Logo, não há como falar de Joaquim Nabuco, sem que eu pense, de forma instantânea, em meu pai. 
A história começa a misturar-se, dando vazão à criação: 

"Joaquim Aurélio Teixeira Nabuco de Sampaio foi um político, engenheiro, diplomata, historiador, jurista e jornalista brasileiro formado pela Faculdade de Direito do Recife". 
Nasceu em Recife, mas ainda jovem foi viver no Rio de Janeiro, no bairro de Ipanema. Foi precursor do movimento hippie. Pasmem! Em 1869!! Antes do movimento hippie se quer sonhar em existir. Um homem de ideal libertário, é mais conhecido por lutar contra a escravidão no Brasil.
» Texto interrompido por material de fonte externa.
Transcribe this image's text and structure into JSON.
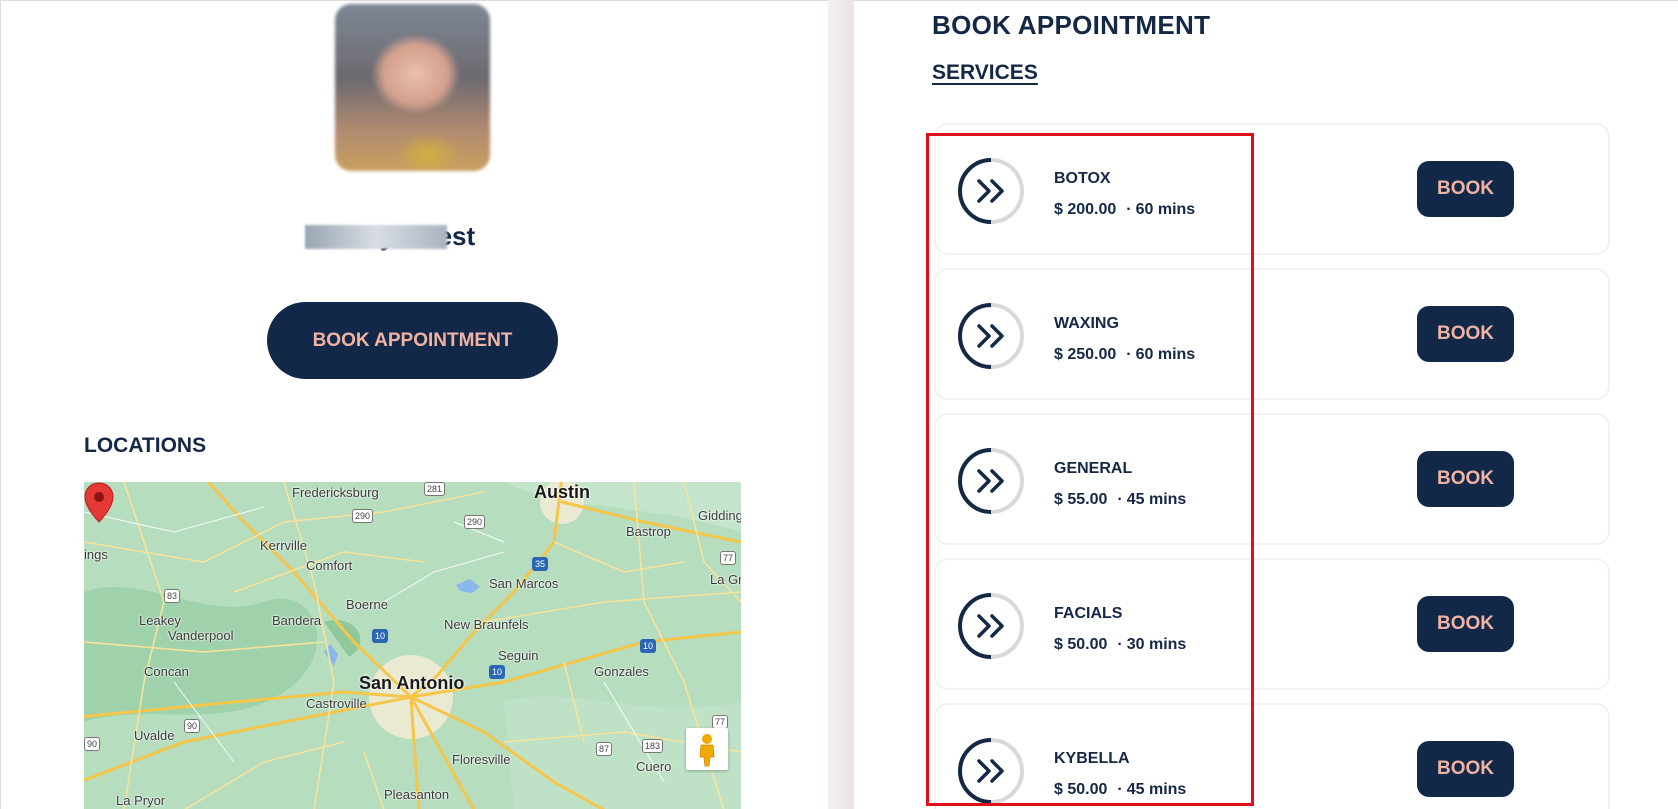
{
  "profile": {
    "name": "D          y       w test",
    "book_button": "BOOK APPOINTMENT"
  },
  "locations": {
    "title": "LOCATIONS",
    "map": {
      "labels": [
        "Fredericksburg",
        "Austin",
        "Kerrville",
        "Comfort",
        "Bastrop",
        "Giddings",
        "ings",
        "San Marcos",
        "La Gra",
        "Boerne",
        "Bandera",
        "New Braunfels",
        "Leakey",
        "Vanderpool",
        "Seguin",
        "Concan",
        "San Antonio",
        "Gonzales",
        "Castroville",
        "Uvalde",
        "Floresville",
        "Cuero",
        "Pleasanton",
        "La Pryor"
      ],
      "highways": [
        "281",
        "290",
        "290",
        "35",
        "77",
        "83",
        "10",
        "10",
        "10",
        "90",
        "87",
        "183",
        "77",
        "90"
      ]
    }
  },
  "booking": {
    "title": "BOOK APPOINTMENT",
    "services_title": "SERVICES",
    "book_label": "BOOK",
    "currency": "$",
    "services": [
      {
        "name": "BOTOX",
        "price": "$ 200.00",
        "duration": "60 mins"
      },
      {
        "name": "WAXING",
        "price": "$ 250.00",
        "duration": "60 mins"
      },
      {
        "name": "GENERAL",
        "price": "$ 55.00",
        "duration": "45 mins"
      },
      {
        "name": "FACIALS",
        "price": "$ 50.00",
        "duration": "30 mins"
      },
      {
        "name": "KYBELLA",
        "price": "$ 50.00",
        "duration": "45 mins"
      }
    ]
  },
  "colors": {
    "navy": "#122848",
    "peach": "#f0b3a3",
    "highlight": "#e0101a",
    "map_green": "#a9d7b5"
  }
}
Pregava também a liberdade religiosa, num brasil ainda católico.
"Enquanto a Igreja Católica estiver, diante das outras seitas, em uma situação privilegiada (…), os nobres deputados hão de admitir que (…) ela vai fazer ao próprio Estado, de cuja proteção se prevalece, uma concorrência poderosa no terreno verdadeiramente leigo e nacional do ensino superior. Se os nobres deputados querem conceder maiores franquezas, novos forais à Igreja Católica, então separem-na do Estado.". 
Joaquim Nabuco nunca se casou. Pregava o amor livre e a poligamia. Teve muitas filhas, todas mulheres. 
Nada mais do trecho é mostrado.